Ti abbraccio e ti bacio.
Ho la sensazione che questa volta i tuoi occhi abbiano visto assai più di quanto volevano vedere’
‘Di nuovo insieme’ Sulla strada verso di lei, alba del 15 di ottobre dell’anno del Signore 2002
L’aeroporto è sempre più lontano alle mie spalle, lo sento sparire mentre procedo in macchina verso il luogo convenuto.
Ho ricevuto il tuo sms una volta toccato terra, quando ho potuto riaccendere il mio cellulare. Poche parole, un’indicazione precisa: ‘Ultimo senso, l’olfatto. Stesso posto’.
Malgrado la spossatezza per le forti emozioni provate nella cattedrale, leggere il tuo messaggio mi ha ridato la carica: tra pochi minuti ti rivedrò e giocheremo assieme l’ultimo senso!
_ ”Fermiamoci qui. Lasciamo ancora un senso da giocare insieme, al tuo ritorno” .
è stato questo il tuo ultimo desiderio di quella notte.

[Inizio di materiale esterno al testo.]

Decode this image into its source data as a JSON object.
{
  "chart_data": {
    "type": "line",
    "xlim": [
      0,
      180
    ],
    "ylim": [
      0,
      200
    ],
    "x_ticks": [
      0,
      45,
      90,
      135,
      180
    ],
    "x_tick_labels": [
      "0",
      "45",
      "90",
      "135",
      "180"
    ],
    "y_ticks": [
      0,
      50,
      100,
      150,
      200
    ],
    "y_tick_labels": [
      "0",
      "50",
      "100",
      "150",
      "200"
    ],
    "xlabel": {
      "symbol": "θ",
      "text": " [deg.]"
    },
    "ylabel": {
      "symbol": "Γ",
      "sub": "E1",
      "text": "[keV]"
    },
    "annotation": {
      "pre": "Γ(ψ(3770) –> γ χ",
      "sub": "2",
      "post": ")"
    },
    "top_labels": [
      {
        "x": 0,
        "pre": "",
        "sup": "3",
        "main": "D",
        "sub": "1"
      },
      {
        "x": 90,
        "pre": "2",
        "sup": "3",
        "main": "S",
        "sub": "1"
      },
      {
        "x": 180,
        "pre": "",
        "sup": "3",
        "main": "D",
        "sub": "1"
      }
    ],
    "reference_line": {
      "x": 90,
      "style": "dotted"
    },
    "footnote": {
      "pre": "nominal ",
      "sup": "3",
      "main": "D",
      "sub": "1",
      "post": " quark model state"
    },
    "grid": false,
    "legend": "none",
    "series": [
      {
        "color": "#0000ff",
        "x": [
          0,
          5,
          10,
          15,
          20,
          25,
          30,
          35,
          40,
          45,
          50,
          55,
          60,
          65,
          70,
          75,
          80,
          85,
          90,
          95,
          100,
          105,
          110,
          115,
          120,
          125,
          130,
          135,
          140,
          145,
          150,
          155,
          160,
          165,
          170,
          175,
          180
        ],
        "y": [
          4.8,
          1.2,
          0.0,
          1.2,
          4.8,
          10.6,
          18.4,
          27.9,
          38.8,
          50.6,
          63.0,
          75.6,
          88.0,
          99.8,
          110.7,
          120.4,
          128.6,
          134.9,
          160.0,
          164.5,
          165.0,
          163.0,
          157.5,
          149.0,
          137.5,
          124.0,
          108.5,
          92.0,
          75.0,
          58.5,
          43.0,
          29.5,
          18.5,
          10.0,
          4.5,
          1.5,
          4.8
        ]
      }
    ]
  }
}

Sapevi che, giunto il mattino, ti avrei lasciata per soddisfare la mia sete di conoscenza e recarmi a Chartres’ Così, non hai voluto che terminassimo il gioco, come se ciò potesse rappresentare, da parte mia, una specie di ‘addio!

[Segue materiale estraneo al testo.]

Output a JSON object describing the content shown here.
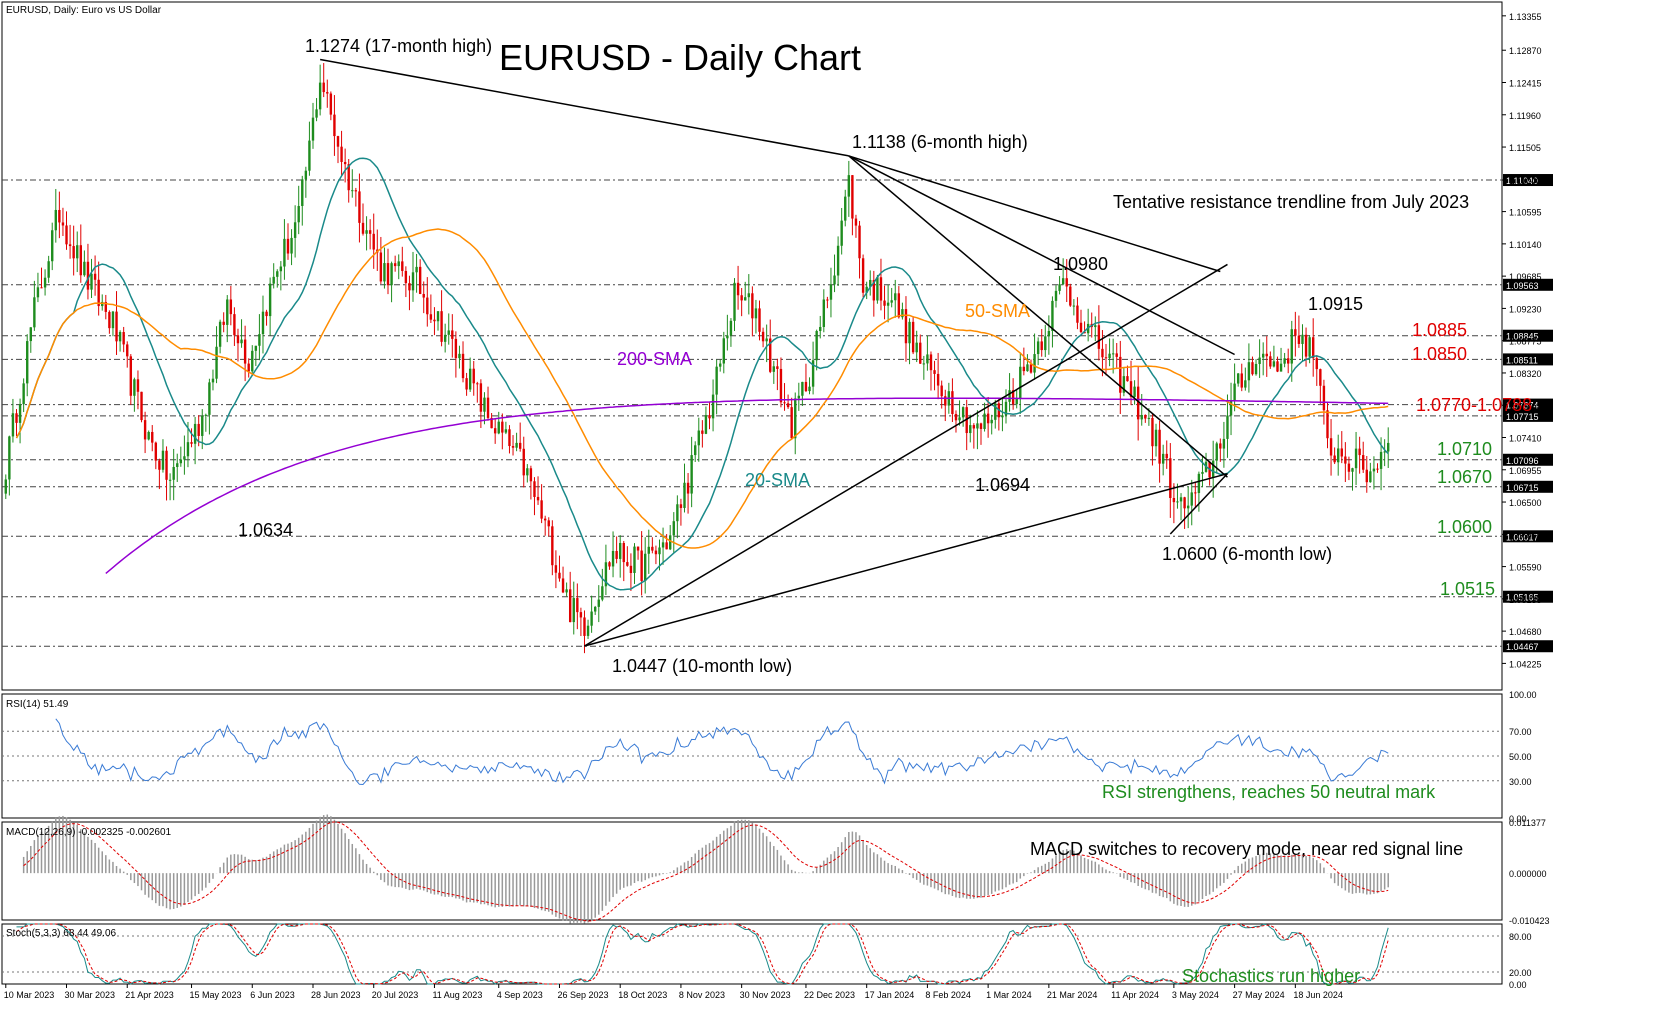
{
  "window": {
    "symbol_info": "EURUSD, Daily:  Euro vs US Dollar"
  },
  "colors": {
    "bull": "#1e8c1e",
    "bear": "#e00000",
    "sma20": "#1a8a8a",
    "sma50": "#ff8c00",
    "sma200": "#9400d3",
    "rsi": "#3a7bd5",
    "green_label": "#1e8c1e",
    "red_label": "#e00000",
    "grid": "#555555"
  },
  "chart_data": {
    "type": "line",
    "title": "EURUSD - Daily Chart",
    "ylim": [
      1.0385,
      1.1355
    ],
    "x_ticks": [
      "10 Mar 2023",
      "30 Mar 2023",
      "21 Apr 2023",
      "15 May 2023",
      "6 Jun 2023",
      "28 Jun 2023",
      "20 Jul 2023",
      "11 Aug 2023",
      "4 Sep 2023",
      "26 Sep 2023",
      "18 Oct 2023",
      "8 Nov 2023",
      "30 Nov 2023",
      "22 Dec 2023",
      "17 Jan 2024",
      "8 Feb 2024",
      "1 Mar 2024",
      "21 Mar 2024",
      "11 Apr 2024",
      "3 May 2024",
      "27 May 2024",
      "18 Jun 2024"
    ],
    "price_ticks": [
      "1.13355",
      "1.12870",
      "1.12415",
      "1.11960",
      "1.11505",
      "1.11040",
      "1.10595",
      "1.10140",
      "1.09685",
      "1.09230",
      "1.08775",
      "1.08320",
      "1.07865",
      "1.07410",
      "1.06955",
      "1.06500",
      "1.06045",
      "1.05590",
      "1.05135",
      "1.04680",
      "1.04225"
    ],
    "highlighted_levels": [
      {
        "label": "1.11040",
        "value": 1.1104
      },
      {
        "label": "1.09563",
        "value": 1.09563
      },
      {
        "label": "1.08845",
        "value": 1.08845
      },
      {
        "label": "1.08511",
        "value": 1.08511
      },
      {
        "label": "1.07874",
        "value": 1.07874
      },
      {
        "label": "1.07715",
        "value": 1.07715
      },
      {
        "label": "1.07096",
        "value": 1.07096
      },
      {
        "label": "1.06715",
        "value": 1.06715
      },
      {
        "label": "1.06017",
        "value": 1.06017
      },
      {
        "label": "1.05165",
        "value": 1.05165
      },
      {
        "label": "1.04467",
        "value": 1.04467
      }
    ],
    "price_anchors": [
      [
        0,
        1.07
      ],
      [
        8,
        1.092
      ],
      [
        15,
        1.106
      ],
      [
        22,
        1.097
      ],
      [
        30,
        1.09
      ],
      [
        40,
        1.074
      ],
      [
        46,
        1.068
      ],
      [
        55,
        1.077
      ],
      [
        62,
        1.093
      ],
      [
        68,
        1.085
      ],
      [
        76,
        1.098
      ],
      [
        82,
        1.105
      ],
      [
        88,
        1.125
      ],
      [
        95,
        1.112
      ],
      [
        105,
        1.098
      ],
      [
        115,
        1.096
      ],
      [
        125,
        1.087
      ],
      [
        135,
        1.077
      ],
      [
        145,
        1.07
      ],
      [
        152,
        1.06
      ],
      [
        158,
        1.05
      ],
      [
        162,
        1.048
      ],
      [
        170,
        1.058
      ],
      [
        178,
        1.056
      ],
      [
        186,
        1.06
      ],
      [
        192,
        1.07
      ],
      [
        198,
        1.08
      ],
      [
        204,
        1.094
      ],
      [
        210,
        1.092
      ],
      [
        216,
        1.082
      ],
      [
        220,
        1.076
      ],
      [
        226,
        1.085
      ],
      [
        232,
        1.099
      ],
      [
        236,
        1.11
      ],
      [
        240,
        1.096
      ],
      [
        248,
        1.094
      ],
      [
        256,
        1.085
      ],
      [
        264,
        1.08
      ],
      [
        272,
        1.075
      ],
      [
        280,
        1.079
      ],
      [
        288,
        1.086
      ],
      [
        296,
        1.096
      ],
      [
        302,
        1.09
      ],
      [
        310,
        1.084
      ],
      [
        318,
        1.078
      ],
      [
        324,
        1.071
      ],
      [
        328,
        1.064
      ],
      [
        332,
        1.065
      ],
      [
        338,
        1.071
      ],
      [
        344,
        1.08
      ],
      [
        350,
        1.086
      ],
      [
        356,
        1.084
      ],
      [
        362,
        1.089
      ],
      [
        366,
        1.086
      ],
      [
        370,
        1.073
      ],
      [
        376,
        1.071
      ],
      [
        382,
        1.069
      ],
      [
        386,
        1.073
      ]
    ],
    "rsi": {
      "label": "RSI(14) 51.49",
      "ticks": [
        "100.00",
        "70.00",
        "50.00",
        "30.00",
        "0.00"
      ],
      "last": 51.49
    },
    "macd": {
      "label": "MACD(12,26,9) -0.002325 -0.002601",
      "ticks": [
        "0.011377",
        "0.000000",
        "-0.010423"
      ]
    },
    "stoch": {
      "label": "Stoch(5,3,3) 68.44 49.06",
      "ticks": [
        "80.00",
        "20.00",
        "0.00"
      ]
    },
    "annotations": [
      {
        "text": "1.1274 (17-month high)"
      },
      {
        "text": "1.1138 (6-month high)"
      },
      {
        "text": "Tentative resistance trendline from July 2023"
      },
      {
        "text": "1.0980"
      },
      {
        "text": "1.0915"
      },
      {
        "text": "50-SMA"
      },
      {
        "text": "200-SMA"
      },
      {
        "text": "20-SMA"
      },
      {
        "text": "1.0694"
      },
      {
        "text": "1.0634"
      },
      {
        "text": "1.0600 (6-month low)"
      },
      {
        "text": "1.0447 (10-month low)"
      },
      {
        "text": "1.0885"
      },
      {
        "text": "1.0850"
      },
      {
        "text": "1.0770-1.0788"
      },
      {
        "text": "1.0710"
      },
      {
        "text": "1.0670"
      },
      {
        "text": "1.0600"
      },
      {
        "text": "1.0515"
      },
      {
        "text": "RSI strengthens, reaches 50 neutral mark"
      },
      {
        "text": "MACD switches to recovery mode, near red signal line"
      },
      {
        "text": "Stochastics run higher"
      }
    ]
  }
}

Da un po’ ha ripreso a piovere con insistenza. Anzi, direi che non ha proprio smesso un solo minuto.
Continuo a guidare sotto la pioggia, e di tanto in tanto lascio cadere lo sguardo sul piccolo tesoro che ho riposto accanto a me sul cruscotto. Oramai non sento più la stanchezza: voglio riaverti al più presto tra le mie braccia, voglio sentire il tuo odore ed il calore del tuo corpo. Manca davvero poco.
Imbocco finalmente la piccola stradina che mi condurrà al solito posto, nella vecchia casa sullo strapiombo sul mare. Il paesaggio muta di colpo: ora fuori è deserto, nessuna persona, nessun rumore che non sia quello, monotono ma rassicurante, dei tergicristalli che stridono sul parabrezza.

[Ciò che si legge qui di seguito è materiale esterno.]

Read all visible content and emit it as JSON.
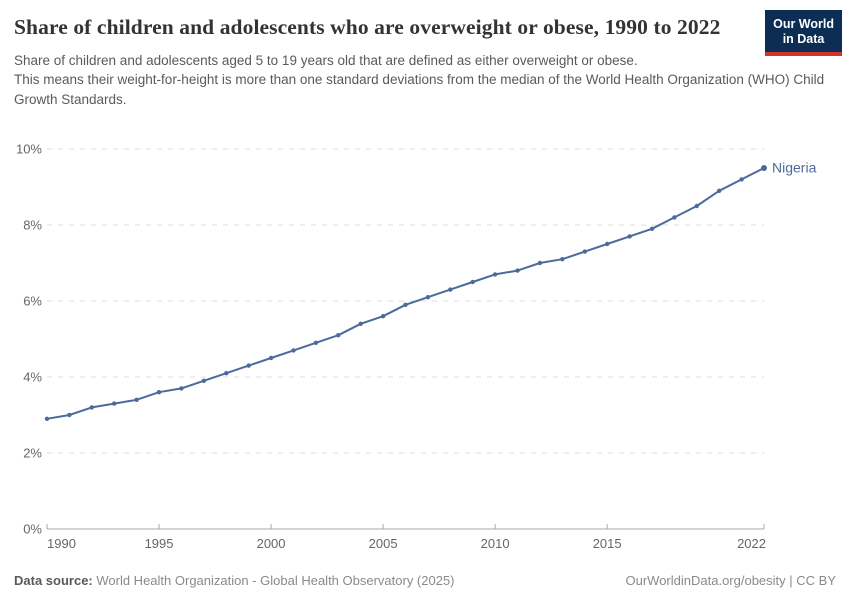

Poche centinaia di metri ancora, attendo con ansia di scorgere il tetto della casa, la tua automobile posteggiata nei pressi, ed invece’ All’improvviso scorgo te che mi compari sulla stradina vestita solamente di una lunga tunica di tela vecchia!
Non posso crederci.
Eppure, sei proprio tu: la tunica inzuppata d’acqua ed incollata sul tuo corpo, i capelli che aderiscono perfettamente al tuo viso. Ti vedo a pochi metri da me sulla stradina, arresto di colpo l’automobile, afferrò d’istinto il foglio che contiene la pergamena e scendo.
Rimango immobile ad osservarti tenendo la pergamena tra le mani.
Immersa nella pioggia, tu mi sorridi e, di rimando, mi tendi maliziosa ‘un ultimo bussolotto.